Augsburg Zumindest in einem Fall herrscht jetzt Klarheit: Der DFB will nun definitiv mit Julian Nagelsmann weitermachen, unabhängig vom Ausgang der EM im eigenen Land. Das bestätigte Sportdirektor Rudi Völler am Rande des Pokalspiels zwischen Leverkusen und Düsseldorf am Mittwochabend. „Er kennt die Signale, dass wir gerne mit ihm weitermachen wollen.“Das ist aber auch eines der wenigen Dinge, die klar zu sein scheinen. Denn ob Nagelsmann nach dem Sommer Bundestrainer bleibt, ist offen und dürfte auch von der Gesamtsituation auf dem Trainermarkt abhängen, auf dem gerade im Spitzenbereich so viel Bewegung ist wie selten zuvor. Wenig überraschend also, dass Völler über Nagelsmann auch zu berichten weiß: „Er hat viele Anfragen.“Nagelsmann und der DFB sind einige der großen Dominosteine, die in diesem Jahr fallen und eine Kettenreaktion auslösen könnten – aber nicht die einzigen.
Denn schon jetzt steht fest, dass so viele Top-Klubs wie selten für den Sommer einen neuen Übungsleiter benötigen. Beim FC Liverpool kündigte Jürgen Klopp seinen Abschied zum Saisonende an, beim FC Barcelona tat der bisherige Coach Xavi dasselbe. Der FC
Bayern und Thomas Tuchel werden ebenfalls im Sommer getrennte Wege gehen – sollte der Klub gegen Arsenal London aus der Champions League ausscheiden, wäre das auch schon früher durchaus denkbar. Bei Real Madrid hat Trainer Carlo Ancelotti zwar einen Vertrag bis 2026 – immer wieder ist aber zu hören, dass sich der Italiener auch einen Posten in der sportlichen Leitung vorstellen könnte und stattdessen Platz für einen neuen Mann auf der Trainerbank lassen würde.

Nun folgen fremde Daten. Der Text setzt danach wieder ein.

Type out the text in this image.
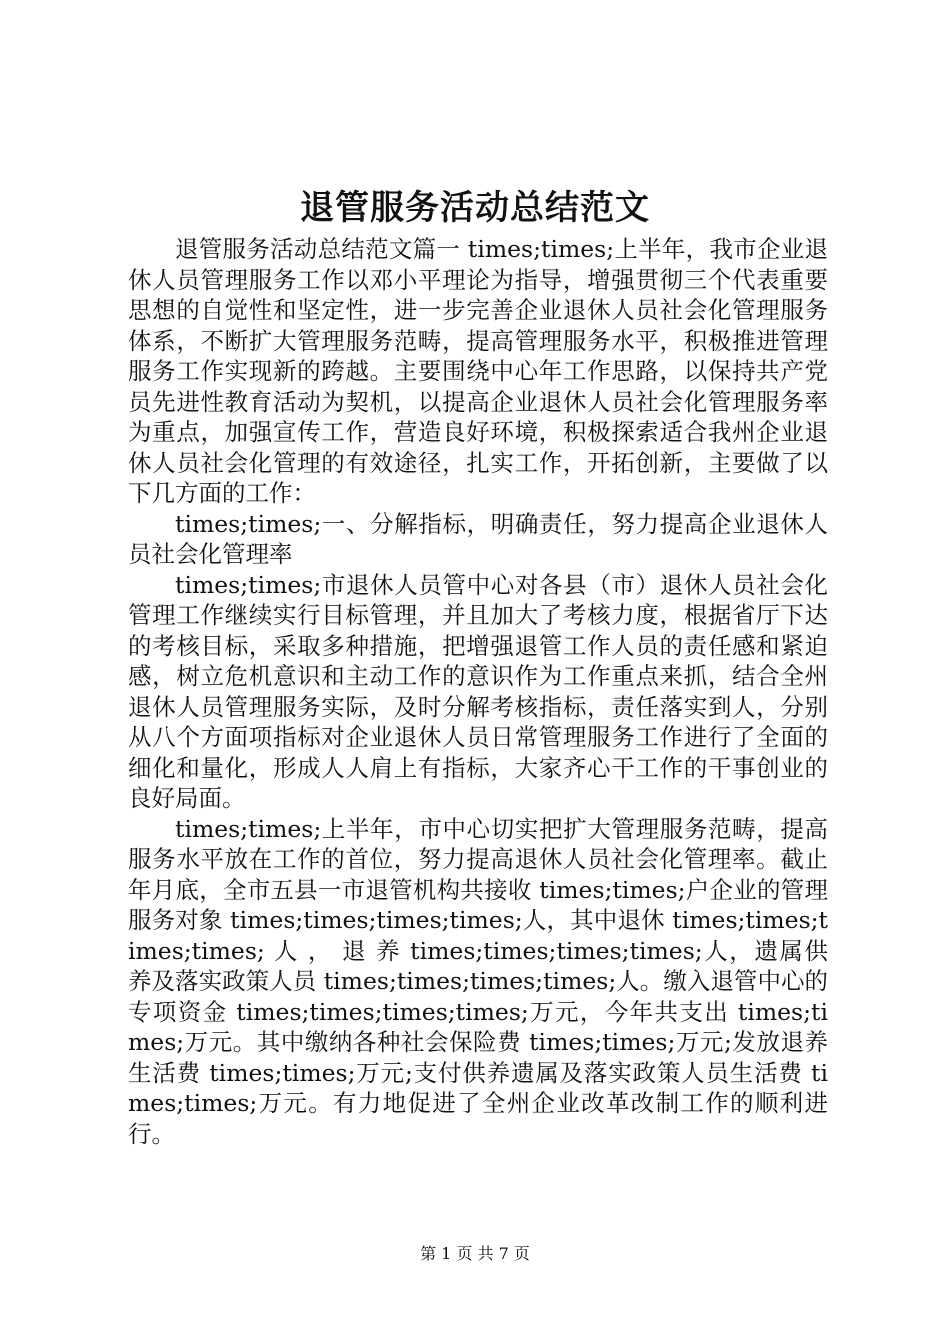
退管服务活动总结范文

退管服务活动总结范文篇一 times;times;上半年，我市企业退休人员管理服务工作以邓小平理论为指导，增强贯彻三个代表重要思想的自觉性和坚定性，进一步完善企业退休人员社会化管理服务体系，不断扩大管理服务范畴，提高管理服务水平，积极推进管理服务工作实现新的跨越。主要围绕中心年工作思路，以保持共产党员先进性教育活动为契机，以提高企业退休人员社会化管理服务率为重点，加强宣传工作，营造良好环境，积极探索适合我州企业退休人员社会化管理的有效途径，扎实工作，开拓创新，主要做了以下几方面的工作：

times;times;一、分解指标，明确责任，努力提高企业退休人员社会化管理率

times;times;市退休人员管中心对各县（市）退休人员社会化管理工作继续实行目标管理，并且加大了考核力度，根据省厅下达的考核目标，采取多种措施，把增强退管工作人员的责任感和紧迫感，树立危机意识和主动工作的意识作为工作重点来抓，结合全州退休人员管理服务实际，及时分解考核指标，责任落实到人，分别从八个方面项指标对企业退休人员日常管理服务工作进行了全面的细化和量化，形成人人肩上有指标，大家齐心干工作的干事创业的良好局面。

times;times;上半年，市中心切实把扩大管理服务范畴，提高服务水平放在工作的首位，努力提高退休人员社会化管理率。截止年月底，全市五县一市退管机构共接收 times;times;户企业的管理服务对象 times;times;times;times;人，其中退休 times;times;times;times; 人 ， 退 养 times;times;times;times;人，遗属供养及落实政策人员 times;times;times;times;人。缴入退管中心的专项资金 times;times;times;times;万元，今年共支出 times;times;万元。其中缴纳各种社会保险费 times;times;万元;发放退养生活费 times;times;万元;支付供养遗属及落实政策人员生活费 times;times;万元。有力地促进了全州企业改革改制工作的顺利进行。

第 1 页 共 7 页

Und dazu kommt eine gute Handvoll Spitzenvereine, bei denen ein Handlungsbedarf im Sommer zumindest vorstellbar ist. Bei Paris St. Germain etwa, das eigentlich jedes Jahr ein Kandidat für einen Trainerwechsel ist. Der Spanier Luis Enrique dominiert zwar in der Ligue 1 nach Belieben, kann aber wie viele seiner Vorgänger über ein Aus in der Champions League stolpern. Im Viertelfinale geht es gegen seinen Ex-Klub Barcelona. Bei Manchester United wackelt Erik ten Hag immer wieder bedenklich, weder Fans noch die sportliche Leitung der Red Devils scheinen vollends überzeugt vom ehemaligen Ajax-Coach zu sein. Milliardär Jim Ratcliffe hat sich mit 1,25 Milliarden Pfund beim englischen Rekordmeister eingekauft, hält nun ein Viertel der Anteile am Verein und will dem Vernehmen
nach seinen Einfluss im Sommer geltend machen – was für ten Hag das Aus bei Manchester United bedeuten würde.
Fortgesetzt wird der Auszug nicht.